Classic example of the difficulty of applying “averages” to individuals. It’s essentially impossible to determine whats best for a person without knowing their situation, skills, emotions, etc. Saying ETFs are better for most people is true, but that misses the fact that whats best for a group of individuals isn’t the optimal solution for each member of that group. People interpret some studies in a way that makes it seem simple what the best option is, while overlooking the true complexities of the stats that make up the results. If a person is going to be more motivated to cut reckless spending and bad financial habits by investing in individual stocks that under perform the index by a percent or two over the long run, then that is clearly the better option for that individual than buying ETFs. If you are going to be stressed before falling to sleep every night because your stock picks are down 50%, just buy the index. But this creates a dilemma; what advice do you provide to a wide audience, each with unique situations?

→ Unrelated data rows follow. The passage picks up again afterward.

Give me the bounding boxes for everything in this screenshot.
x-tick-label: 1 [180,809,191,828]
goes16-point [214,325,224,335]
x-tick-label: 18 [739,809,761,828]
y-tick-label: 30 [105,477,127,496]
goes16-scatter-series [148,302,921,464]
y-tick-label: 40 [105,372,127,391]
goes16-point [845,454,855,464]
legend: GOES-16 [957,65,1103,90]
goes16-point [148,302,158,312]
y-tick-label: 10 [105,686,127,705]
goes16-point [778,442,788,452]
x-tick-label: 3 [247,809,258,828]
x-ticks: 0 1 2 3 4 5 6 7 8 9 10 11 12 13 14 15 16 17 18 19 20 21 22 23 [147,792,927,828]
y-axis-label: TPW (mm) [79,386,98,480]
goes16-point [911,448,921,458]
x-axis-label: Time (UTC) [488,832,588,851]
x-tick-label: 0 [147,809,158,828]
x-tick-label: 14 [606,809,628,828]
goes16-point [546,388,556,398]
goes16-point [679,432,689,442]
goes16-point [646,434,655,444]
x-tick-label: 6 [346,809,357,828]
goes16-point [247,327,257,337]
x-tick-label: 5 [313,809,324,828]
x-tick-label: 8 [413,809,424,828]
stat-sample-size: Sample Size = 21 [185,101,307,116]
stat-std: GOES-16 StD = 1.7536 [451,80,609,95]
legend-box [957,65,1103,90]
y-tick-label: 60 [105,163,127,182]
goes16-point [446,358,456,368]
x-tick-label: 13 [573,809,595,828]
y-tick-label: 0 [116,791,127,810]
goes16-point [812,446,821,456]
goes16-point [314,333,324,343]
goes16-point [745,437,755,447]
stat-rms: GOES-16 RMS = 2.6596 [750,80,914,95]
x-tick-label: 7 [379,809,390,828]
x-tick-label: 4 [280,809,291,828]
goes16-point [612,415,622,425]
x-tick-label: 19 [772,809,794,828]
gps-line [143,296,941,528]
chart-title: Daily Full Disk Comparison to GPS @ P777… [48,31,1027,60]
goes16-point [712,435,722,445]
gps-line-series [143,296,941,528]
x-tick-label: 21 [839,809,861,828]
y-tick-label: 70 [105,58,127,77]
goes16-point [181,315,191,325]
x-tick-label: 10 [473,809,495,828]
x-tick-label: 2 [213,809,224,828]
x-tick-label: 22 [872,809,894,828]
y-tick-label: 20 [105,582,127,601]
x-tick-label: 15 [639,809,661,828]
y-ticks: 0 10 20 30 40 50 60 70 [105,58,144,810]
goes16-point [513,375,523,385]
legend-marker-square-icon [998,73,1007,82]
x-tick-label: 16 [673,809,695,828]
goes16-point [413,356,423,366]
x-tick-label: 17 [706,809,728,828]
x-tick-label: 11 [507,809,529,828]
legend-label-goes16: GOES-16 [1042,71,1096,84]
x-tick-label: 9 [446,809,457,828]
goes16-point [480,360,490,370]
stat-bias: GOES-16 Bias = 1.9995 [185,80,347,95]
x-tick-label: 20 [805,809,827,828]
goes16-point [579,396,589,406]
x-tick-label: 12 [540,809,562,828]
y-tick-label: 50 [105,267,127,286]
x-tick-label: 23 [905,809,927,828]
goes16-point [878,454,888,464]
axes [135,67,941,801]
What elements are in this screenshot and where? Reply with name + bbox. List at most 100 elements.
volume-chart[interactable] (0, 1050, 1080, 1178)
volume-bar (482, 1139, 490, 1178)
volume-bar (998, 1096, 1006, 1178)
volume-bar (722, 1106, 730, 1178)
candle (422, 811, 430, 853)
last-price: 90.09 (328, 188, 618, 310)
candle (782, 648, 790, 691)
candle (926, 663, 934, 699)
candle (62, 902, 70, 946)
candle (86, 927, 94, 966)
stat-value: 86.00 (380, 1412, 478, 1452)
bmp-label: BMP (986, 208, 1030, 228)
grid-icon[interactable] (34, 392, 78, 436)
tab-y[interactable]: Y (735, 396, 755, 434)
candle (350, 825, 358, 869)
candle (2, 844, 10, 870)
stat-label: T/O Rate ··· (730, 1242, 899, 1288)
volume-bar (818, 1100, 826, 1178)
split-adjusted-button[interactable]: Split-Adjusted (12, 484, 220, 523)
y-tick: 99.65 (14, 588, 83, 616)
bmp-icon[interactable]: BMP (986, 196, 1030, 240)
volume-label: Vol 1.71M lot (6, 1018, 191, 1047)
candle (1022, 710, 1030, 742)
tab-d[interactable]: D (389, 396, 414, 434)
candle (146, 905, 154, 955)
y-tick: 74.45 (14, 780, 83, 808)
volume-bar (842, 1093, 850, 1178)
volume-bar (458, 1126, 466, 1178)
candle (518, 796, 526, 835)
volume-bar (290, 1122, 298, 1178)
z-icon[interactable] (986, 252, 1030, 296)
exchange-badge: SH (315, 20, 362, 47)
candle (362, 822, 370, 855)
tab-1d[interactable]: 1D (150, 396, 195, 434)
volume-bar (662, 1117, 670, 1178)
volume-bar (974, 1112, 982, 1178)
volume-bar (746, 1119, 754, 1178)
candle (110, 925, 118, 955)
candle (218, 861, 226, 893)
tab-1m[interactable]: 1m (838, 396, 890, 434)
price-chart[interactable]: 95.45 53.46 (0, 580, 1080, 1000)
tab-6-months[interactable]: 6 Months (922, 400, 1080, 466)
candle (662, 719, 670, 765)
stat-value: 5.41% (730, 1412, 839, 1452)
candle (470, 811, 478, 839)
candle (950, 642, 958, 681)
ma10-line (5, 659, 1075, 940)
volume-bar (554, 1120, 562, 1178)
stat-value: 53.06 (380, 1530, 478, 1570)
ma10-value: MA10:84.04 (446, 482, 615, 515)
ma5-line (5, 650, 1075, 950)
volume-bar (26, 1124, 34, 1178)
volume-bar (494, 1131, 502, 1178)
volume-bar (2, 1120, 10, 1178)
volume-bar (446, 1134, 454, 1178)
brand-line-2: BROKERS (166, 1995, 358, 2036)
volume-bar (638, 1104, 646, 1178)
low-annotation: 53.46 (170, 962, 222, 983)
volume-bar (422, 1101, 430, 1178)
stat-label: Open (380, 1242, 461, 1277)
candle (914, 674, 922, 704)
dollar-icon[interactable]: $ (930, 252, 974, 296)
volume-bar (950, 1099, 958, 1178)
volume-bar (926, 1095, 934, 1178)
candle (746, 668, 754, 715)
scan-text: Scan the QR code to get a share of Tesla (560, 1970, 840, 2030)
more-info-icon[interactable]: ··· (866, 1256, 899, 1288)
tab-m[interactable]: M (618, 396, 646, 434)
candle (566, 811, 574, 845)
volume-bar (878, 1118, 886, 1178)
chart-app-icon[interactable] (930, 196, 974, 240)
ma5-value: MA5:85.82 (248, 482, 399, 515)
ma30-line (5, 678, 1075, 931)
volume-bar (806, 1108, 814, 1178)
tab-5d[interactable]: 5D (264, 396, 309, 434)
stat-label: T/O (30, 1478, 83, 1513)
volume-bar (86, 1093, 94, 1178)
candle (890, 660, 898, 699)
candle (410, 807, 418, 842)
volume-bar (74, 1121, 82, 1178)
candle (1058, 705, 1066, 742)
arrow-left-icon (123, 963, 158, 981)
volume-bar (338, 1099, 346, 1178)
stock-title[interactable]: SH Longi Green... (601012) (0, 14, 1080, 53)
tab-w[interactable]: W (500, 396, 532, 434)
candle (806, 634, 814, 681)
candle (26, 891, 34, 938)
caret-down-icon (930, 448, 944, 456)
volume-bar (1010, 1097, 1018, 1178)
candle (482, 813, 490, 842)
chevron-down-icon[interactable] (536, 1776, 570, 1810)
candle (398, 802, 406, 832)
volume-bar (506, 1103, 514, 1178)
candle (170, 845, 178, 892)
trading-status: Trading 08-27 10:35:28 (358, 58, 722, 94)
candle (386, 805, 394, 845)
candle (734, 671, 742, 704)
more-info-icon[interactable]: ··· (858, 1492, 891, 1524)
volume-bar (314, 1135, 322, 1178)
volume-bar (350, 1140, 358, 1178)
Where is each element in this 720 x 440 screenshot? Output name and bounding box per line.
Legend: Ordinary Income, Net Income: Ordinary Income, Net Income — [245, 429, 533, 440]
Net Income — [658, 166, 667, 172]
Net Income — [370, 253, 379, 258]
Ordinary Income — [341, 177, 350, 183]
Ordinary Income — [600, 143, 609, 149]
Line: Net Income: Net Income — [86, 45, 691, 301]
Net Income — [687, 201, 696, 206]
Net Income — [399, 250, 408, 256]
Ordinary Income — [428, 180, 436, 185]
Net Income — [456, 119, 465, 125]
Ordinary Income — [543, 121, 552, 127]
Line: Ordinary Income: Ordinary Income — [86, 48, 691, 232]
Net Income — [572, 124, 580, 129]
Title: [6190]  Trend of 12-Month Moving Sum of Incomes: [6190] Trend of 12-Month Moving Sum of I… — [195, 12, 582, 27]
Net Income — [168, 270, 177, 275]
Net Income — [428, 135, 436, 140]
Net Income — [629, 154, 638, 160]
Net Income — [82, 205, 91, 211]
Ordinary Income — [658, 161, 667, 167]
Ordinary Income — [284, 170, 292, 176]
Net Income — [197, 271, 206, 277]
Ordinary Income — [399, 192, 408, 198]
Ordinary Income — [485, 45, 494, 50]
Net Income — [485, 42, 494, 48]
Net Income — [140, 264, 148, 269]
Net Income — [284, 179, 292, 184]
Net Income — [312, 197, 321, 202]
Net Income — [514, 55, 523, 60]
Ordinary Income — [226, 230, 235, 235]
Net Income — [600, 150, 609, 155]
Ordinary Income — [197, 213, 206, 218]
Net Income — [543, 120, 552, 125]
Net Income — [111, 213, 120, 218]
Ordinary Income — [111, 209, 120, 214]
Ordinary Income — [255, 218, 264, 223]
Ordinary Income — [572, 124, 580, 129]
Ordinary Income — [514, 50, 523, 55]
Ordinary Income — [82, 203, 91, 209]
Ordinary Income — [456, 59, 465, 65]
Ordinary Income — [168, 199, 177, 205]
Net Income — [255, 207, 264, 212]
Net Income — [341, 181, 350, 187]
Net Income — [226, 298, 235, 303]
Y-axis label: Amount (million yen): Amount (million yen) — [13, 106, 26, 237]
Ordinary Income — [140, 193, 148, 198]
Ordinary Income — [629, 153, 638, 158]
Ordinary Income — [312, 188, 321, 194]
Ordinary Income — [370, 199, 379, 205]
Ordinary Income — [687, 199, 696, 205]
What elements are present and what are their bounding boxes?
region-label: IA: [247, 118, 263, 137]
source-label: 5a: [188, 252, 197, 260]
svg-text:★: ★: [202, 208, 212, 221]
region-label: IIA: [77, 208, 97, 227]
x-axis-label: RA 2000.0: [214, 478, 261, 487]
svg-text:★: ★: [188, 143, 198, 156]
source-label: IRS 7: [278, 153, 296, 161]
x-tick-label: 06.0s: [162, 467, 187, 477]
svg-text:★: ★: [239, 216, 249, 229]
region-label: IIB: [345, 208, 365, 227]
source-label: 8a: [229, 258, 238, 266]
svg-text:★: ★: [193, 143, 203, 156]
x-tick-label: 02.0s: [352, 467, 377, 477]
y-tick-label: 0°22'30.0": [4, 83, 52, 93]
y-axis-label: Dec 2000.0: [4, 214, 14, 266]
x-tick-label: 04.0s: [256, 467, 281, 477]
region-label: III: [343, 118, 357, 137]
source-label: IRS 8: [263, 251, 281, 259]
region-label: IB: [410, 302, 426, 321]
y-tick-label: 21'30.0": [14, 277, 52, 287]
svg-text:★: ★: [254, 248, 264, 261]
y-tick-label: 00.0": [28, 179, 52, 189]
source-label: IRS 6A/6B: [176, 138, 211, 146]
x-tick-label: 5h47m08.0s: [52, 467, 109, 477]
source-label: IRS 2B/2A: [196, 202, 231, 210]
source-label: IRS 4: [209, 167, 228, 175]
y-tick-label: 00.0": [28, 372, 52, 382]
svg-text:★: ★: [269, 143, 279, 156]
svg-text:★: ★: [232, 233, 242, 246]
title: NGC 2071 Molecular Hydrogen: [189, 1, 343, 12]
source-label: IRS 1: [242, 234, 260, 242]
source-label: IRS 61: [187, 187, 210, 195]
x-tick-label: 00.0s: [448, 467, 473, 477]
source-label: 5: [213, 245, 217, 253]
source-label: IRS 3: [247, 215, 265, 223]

This is where you excel Brandon (and Marc). You acknowledge the differences in approaches and styles individuals have and instead of just giving your opinion on what the best approach is, you look to give us the tools and knowledge that help us find our own optimal. I appreciate the value you both have provided me.
I think this concept also applies to life in general. We have to find our own “secret formula” to satisfaction and happiness. Simply following everything that others do or expect of us may lead to high levels of success and happiness but never our optimal peak.